While new episodes of several returning and new series will stream on ABC.com the day after they air on TV, the affiliates can feature the newly redesigned broadband player on their own Websites and sell local advertising against it. The affiliates, who will promote the player on air and online, will keep all revenue associated with those sales, the first time a national broadband player will carry local ads.

"This partnership is about keeping a local presence and having an ad-supported medium nationally and locally," says Deb McDermott, president of Young Broadcasting and chair of the ABC affiliates broadband committee. "We bring a lot of marketing power to the relationship."

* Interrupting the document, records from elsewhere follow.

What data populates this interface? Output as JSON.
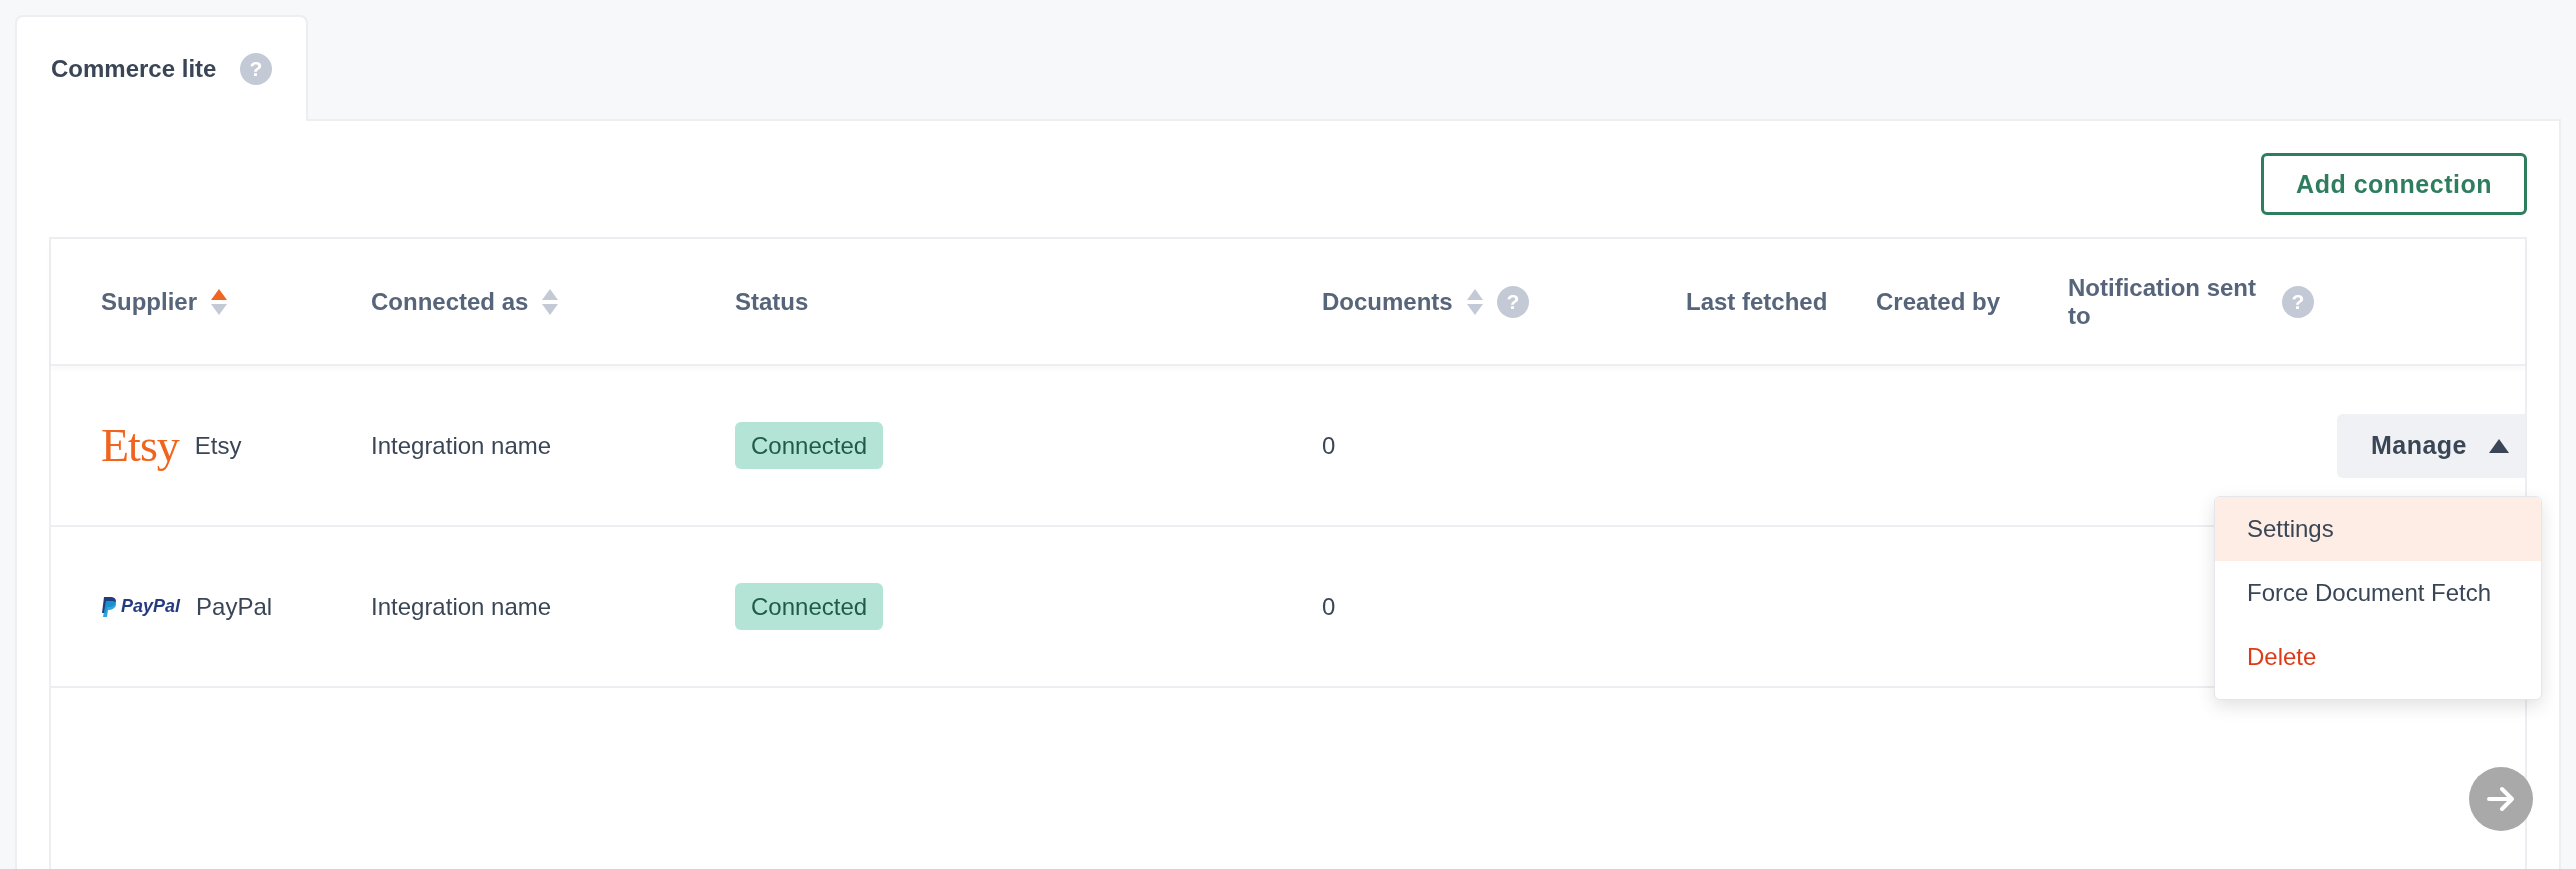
{
  "tabs": [
    {
      "label": "Commerce lite",
      "selected": true,
      "help": "?"
    }
  ],
  "toolbar": {
    "add_button": "Add connection"
  },
  "table": {
    "columns": [
      {
        "label": "Supplier",
        "sortable": true,
        "sorted": true
      },
      {
        "label": "Connected as",
        "sortable": true,
        "sorted": false
      },
      {
        "label": "Status"
      },
      {
        "label": "Documents",
        "sortable": true,
        "sorted": false,
        "help": "?"
      },
      {
        "label": "Last fetched"
      },
      {
        "label": "Created by"
      },
      {
        "label": "Notification sent to",
        "help": "?"
      }
    ],
    "rows": [
      {
        "kind": "etsy",
        "logo_text": "Etsy",
        "supplier": "Etsy",
        "connected_as": "Integration name",
        "status": "Connected",
        "documents": "0",
        "manage": {
          "label": "Manage",
          "expanded": true,
          "menu": [
            {
              "label": "Settings",
              "kind": "normal",
              "selected": true
            },
            {
              "label": "Force Document Fetch",
              "kind": "normal",
              "selected": false
            },
            {
              "label": "Delete",
              "kind": "danger",
              "selected": false
            }
          ]
        }
      },
      {
        "kind": "paypal",
        "logo_text": "PayPal",
        "supplier": "PayPal",
        "connected_as": "Integration name",
        "status": "Connected",
        "documents": "0"
      }
    ]
  }
}
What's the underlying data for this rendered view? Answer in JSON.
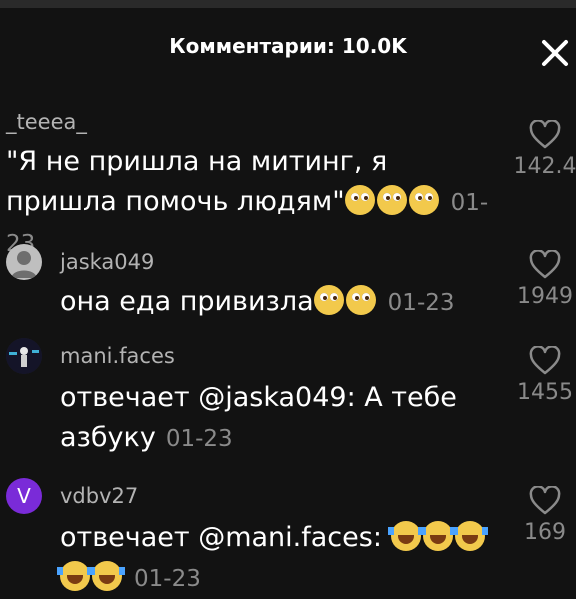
{
  "header": {
    "title": "Комментарии: 10.0K"
  },
  "comments": [
    {
      "username": "_teeea_",
      "text": "\"Я не пришла на митинг, я пришла помочь людям\"",
      "emoji": [
        "pleading-face",
        "pleading-face",
        "pleading-face"
      ],
      "date": "01-23",
      "likes": "142.4"
    },
    {
      "username": "jaska049",
      "avatar_icon": "default-user-avatar",
      "text": "она еда привизла",
      "emoji": [
        "pleading-face",
        "pleading-face"
      ],
      "date": "01-23",
      "likes": "1949"
    },
    {
      "username": "mani.faces",
      "avatar_icon": "profile-photo-avatar",
      "reply_prefix": "отвечает ",
      "mention": "@jaska049",
      "text": ": А тебе азбуку",
      "date": "01-23",
      "likes": "1455"
    },
    {
      "username": "vdbv27",
      "avatar_letter": "V",
      "reply_prefix": "отвечает ",
      "mention": "@mani.faces",
      "text": ":",
      "emoji": [
        "laughing-tears-face",
        "laughing-tears-face",
        "laughing-tears-face",
        "laughing-tears-face",
        "laughing-tears-face"
      ],
      "date": "01-23",
      "likes": "169"
    }
  ],
  "colors": {
    "background": "#121212",
    "username": "#b3b3b3",
    "date": "#8a8a8a",
    "avatar_violet": "#7a2bd8"
  }
}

ABC is expanding the broadband player from the four series it offered last spring to seven this fall. They are returning series Lost, Desperate Housewives, Grey's Anatomy and new shows Six Degrees, Ugly Betty, The Knights of Prosperity and The Nine. In general, four episodes of each series will be available and the site will also include half-hour promotional programs of Lost, Desperate and Grey's to help viewers catch up on last season.

ABC is still finalizing deals with the national advertisers who will participate in the fall streaming. Last spring's two-month streaming on ABC.com included ten advertisers and notched 5.7 million episodes streamed.

The new deal comes after ABC included five local stations (ABC-owned KABC and four affiliates) in its streaming test last spring. In the test, the stations linked back to the ABC.com player, rather than featuring a player on their own Web sites.

Now that stations will be able to house a player on their own sites and integrate local advertisements, affiliates will have financial incentive to promote the downloads in their local newscasts and promotions, a motivation they lacked when there was no financial upside attached to the network's online moves.

The four major broadcast networks have all strategies for dealing affiliates in -- or not -- to their online distribution plans.

Some Fox O&Os are streaming shows on their sites and affiliates have expressed interest. Fox affiliates will receive 12%-25% of revenue from new digital distribution. In return, they agreed to phase out most limitations on re-purposing shows and continue supporting the Fox NFL deal. Until usage climbs, however, stations' revenue will be modest.

Under a deal that allows CBS more freedom to stream shows online and to VOD, the network's affiliates will receive a cut of proceeds, including incentives for driving traffic to CBS' Website and other network platforms where they sample ad-supported CBS fare.

Like Fox affiliates, CBS stations will continue to chip into the network's NFL deal for the next three years.

So far, NBC affiliates do not get cut of its iTunes deal, but the network and its affiliates have formed a new online video syndication service, the National Broadband Company, which allows stations and the network to share video with each other and third party sites and receive a cut of ad sales.

Under terms of the pact, ABC will take three ad spots in any streamed drama and give stations one spot for local ads. In a half-hour show, the network will have two spots and affiliates will get one.

As the two parties negotiated, "The ability to place local inventory on the video player was a high priority for the stations," says Ray Cole, Chairman of the ABC affiliates board and president/COO of CitadelCommunications Co.

ABC is rolling the new venture out slowly in local markets. At first about a dozen stations, including the five from last spring's streaming test (WFAA Dallas, WATE Knoxville, KABC Los Angeles, WISN Milwaukee and WFTV Orlando) will participate in a test period and other affiliates should launch their versions as early as November.

Initially this fall, just the players on the local stations’ Websites – and not the one on ABC.com - will bear their branding and ads. Later this year, ABC plans for the player on ABC.com to carry the local stations’ branding and ads, depending on where the user logs on.

“This is really about looking at a world where the broadcast network and the local affiliates have the same brand presence and content offerings in their respective areas,” Disney-ABC TV Group Executive VP, Digital Media Albert Cheng tells B&C.